Antes de abandonar el negocio, Otik había reflexionado seriamente sobre la conveniencia de colocar una placa conmemorativa cerca de la chimenea que dijera algo así como «Tanis, el Semielfo, y los Compañeros bebieron aquí». Tika, no obstante, se había opuesto con tanta vehemencia a su proyecto —sólo imaginarse lo que Tanis pudiera decir si veía algo semejante incendiaba las mejillas de la muchacha— que al fin renunció. Se resignó a no instalar ningún rótulo, pero no cesaba de contar a sus parroquianos la historia de la noche en que la mujer bárbara entonó su extraño cántico y curó a Hederick, el Teócrata, con una Vara de Cristal Azul, dando así testimonio de la existencia de los dioses antiguos y verdaderos.

Tika, que se había hecho cargo de la posada al dejarla Otik y esperaba ganar el dinero suficiente para comprarla, esperaba fervientemente que el anciano patrón se abstuviera de relatar estas proezas en el curso de la velada de esta noche. ¡Pobre muchacha! Ni siquiera todas las plegarias del mundo habrían conjurado tan difícil silencio.

Había en la sala varios grupos de elfos venidos desde Silvanesti para asistir a los funerales de Solostaran, Orador de los Soles y monarca de las tierras de Qualinesti. No sólo instaban éstos a Otik a repetir su narración, sino que la sazonaban con sus propias leyendas sobre cómo los héroes visitaron las regiones donde residían y los liberaron de un dragón perverso llamado Cyan Bloodbane.

La pelirroja muchacha advirtió que Otik la miraba de soslayo al mencionarse aquel nombre, ya que ella había sido uno de los miembros de la expedición a Silvanesti, pero se apresuró a silenciarlo mediante una briosa sacudida de sus bucles. Ésta era una de las partes de su viaje que siempre rehusaba explicar, ni siquiera discutir, y lo cierto era que rezaba todas las noches para olvidar las espantosas pesadillas relativas a tan torturada región.

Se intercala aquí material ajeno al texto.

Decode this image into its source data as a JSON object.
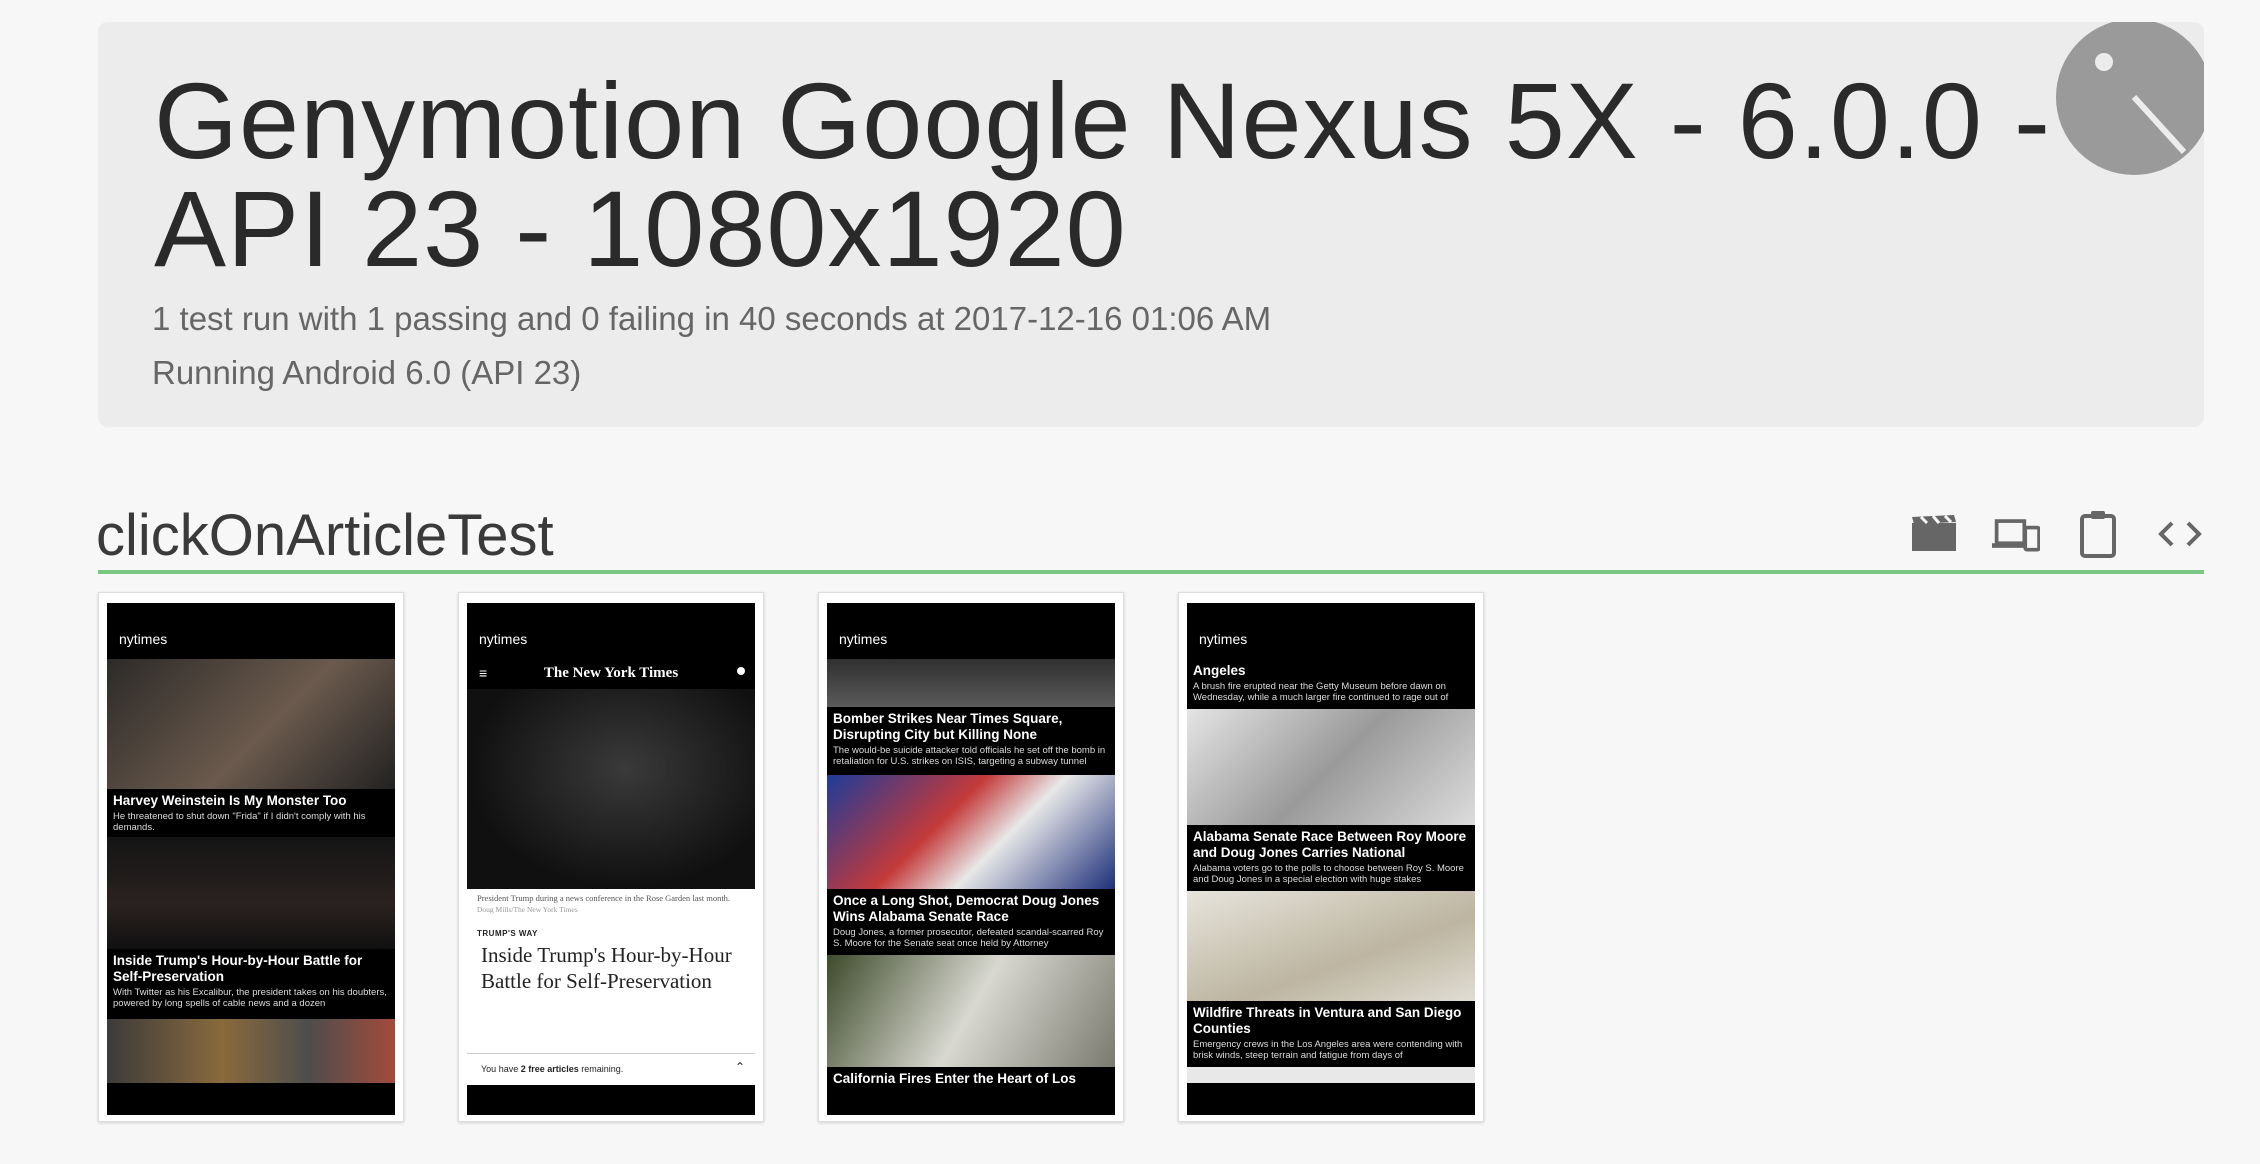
{
  "header": {
    "device_title": "Genymotion Google Nexus 5X - 6.0.0 - API 23 - 1080x1920",
    "summary": "1 test run with 1 passing and 0 failing in 40 seconds at 2017-12-16 01:06 AM",
    "os": "Running Android 6.0 (API 23)"
  },
  "test": {
    "name": "clickOnArticleTest",
    "toolbar": [
      {
        "icon": "video-icon"
      },
      {
        "icon": "devices-icon"
      },
      {
        "icon": "clipboard-icon"
      },
      {
        "icon": "code-icon"
      }
    ]
  },
  "screenshots": [
    {
      "app_title": "nytimes",
      "stories": [
        {
          "headline": "Harvey Weinstein Is My Monster Too",
          "summary": "He threatened to shut down \"Frida\" if I didn't comply with his demands."
        },
        {
          "headline": "Inside Trump's Hour-by-Hour Battle for Self-Preservation",
          "summary": "With Twitter as his Excalibur, the president takes on his doubters, powered by long spells of cable news and a dozen"
        }
      ]
    },
    {
      "app_title": "nytimes",
      "masthead": "The New York Times",
      "caption": "President Trump during a news conference in the Rose Garden last month.",
      "credit": "Doug Mills/The New York Times",
      "kicker": "TRUMP'S WAY",
      "headline": "Inside Trump's Hour-by-Hour Battle for Self-Preservation",
      "paywall_pre": "You have ",
      "paywall_bold": "2 free articles",
      "paywall_post": " remaining."
    },
    {
      "app_title": "nytimes",
      "stories": [
        {
          "headline": "Bomber Strikes Near Times Square, Disrupting City but Killing None",
          "summary": "The would-be suicide attacker told officials he set off the bomb in retaliation for U.S. strikes on ISIS, targeting a subway tunnel"
        },
        {
          "headline": "Once a Long Shot, Democrat Doug Jones Wins Alabama Senate Race",
          "summary": "Doug Jones, a former prosecutor, defeated scandal-scarred Roy S. Moore for the Senate seat once held by Attorney"
        },
        {
          "headline": "California Fires Enter the Heart of Los",
          "summary": ""
        }
      ]
    },
    {
      "app_title": "nytimes",
      "stories": [
        {
          "headline": "Angeles",
          "summary": "A brush fire erupted near the Getty Museum before dawn on Wednesday, while a much larger fire continued to rage out of"
        },
        {
          "headline": "Alabama Senate Race Between Roy Moore and Doug Jones Carries National",
          "summary": "Alabama voters go to the polls to choose between Roy S. Moore and Doug Jones in a special election with huge stakes"
        },
        {
          "headline": "Wildfire Threats in Ventura and San Diego Counties",
          "summary": "Emergency crews in the Los Angeles area were contending with brisk winds, steep terrain and fatigue from days of"
        }
      ]
    }
  ]
}
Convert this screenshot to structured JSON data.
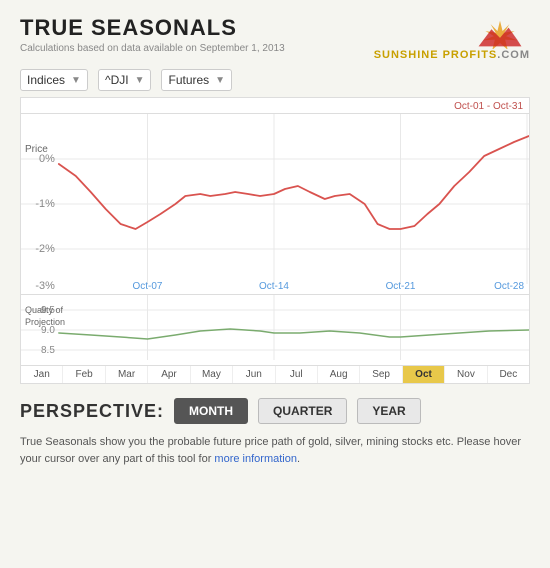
{
  "header": {
    "title": "TRUE SEASONALS",
    "subtitle": "Calculations based on data available on September 1, 2013",
    "logo_text": "SUNSHINE PROFITS",
    "logo_domain": ".COM"
  },
  "controls": {
    "dropdown1": "Indices",
    "dropdown2": "^DJI",
    "dropdown3": "Futures"
  },
  "chart": {
    "date_range": "Oct-01 - Oct-31",
    "price_label": "Price",
    "y_labels": [
      "0%",
      "-1%",
      "-2%",
      "-3%"
    ],
    "x_labels_weekly": [
      "Oct-07",
      "Oct-14",
      "Oct-21",
      "Oct-28"
    ],
    "quality_label": "Quality of\nProjection",
    "quality_y": [
      "9.5",
      "9.0",
      "8.5"
    ]
  },
  "months": [
    {
      "label": "Jan",
      "active": false
    },
    {
      "label": "Feb",
      "active": false
    },
    {
      "label": "Mar",
      "active": false
    },
    {
      "label": "Apr",
      "active": false
    },
    {
      "label": "May",
      "active": false
    },
    {
      "label": "Jun",
      "active": false
    },
    {
      "label": "Jul",
      "active": false
    },
    {
      "label": "Aug",
      "active": false
    },
    {
      "label": "Sep",
      "active": false
    },
    {
      "label": "Oct",
      "active": true
    },
    {
      "label": "Nov",
      "active": false
    },
    {
      "label": "Dec",
      "active": false
    }
  ],
  "perspective": {
    "label": "PERSPECTIVE:",
    "buttons": [
      {
        "label": "MONTH",
        "active": true
      },
      {
        "label": "QUARTER",
        "active": false
      },
      {
        "label": "YEAR",
        "active": false
      }
    ]
  },
  "description": {
    "text": "True Seasonals show you the probable future price path of gold, silver, mining stocks etc. Please hover your cursor over any part of this tool for ",
    "link_text": "more information",
    "text_after": "."
  }
}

Tika cerró los ojos unos segundos, deseando en lo más profundo de su ser que los elfos cambiaran de tema. Ya tenía bastantes sueños que la atormentaban en el presente como para evocar otros, pertenecientes a un pasado remoto.

«Ojalá lleguen y se vayan sin demora». Dedicó este anhelo a sí misma y a cualquier dios que pudiera escucharla.

Había concluido el fascinador crepúsculo y los clientes entraban sin cesar, ordenando platos y brebajes. Tika se había disculpado frente a Dezra y, después de derramar sendos torrentes de lágrimas, ambas corrían muy atareadas de la cocina a la barra y de ésta a las mesas, sin apenas dar abasto en el servicio. La nueva posadera se sobresaltaba cada vez que se abría la puerta, y rezongaba improperios cuando oía elevarse la voz de Otik por encima del entrechocar de jarras y cubiertos.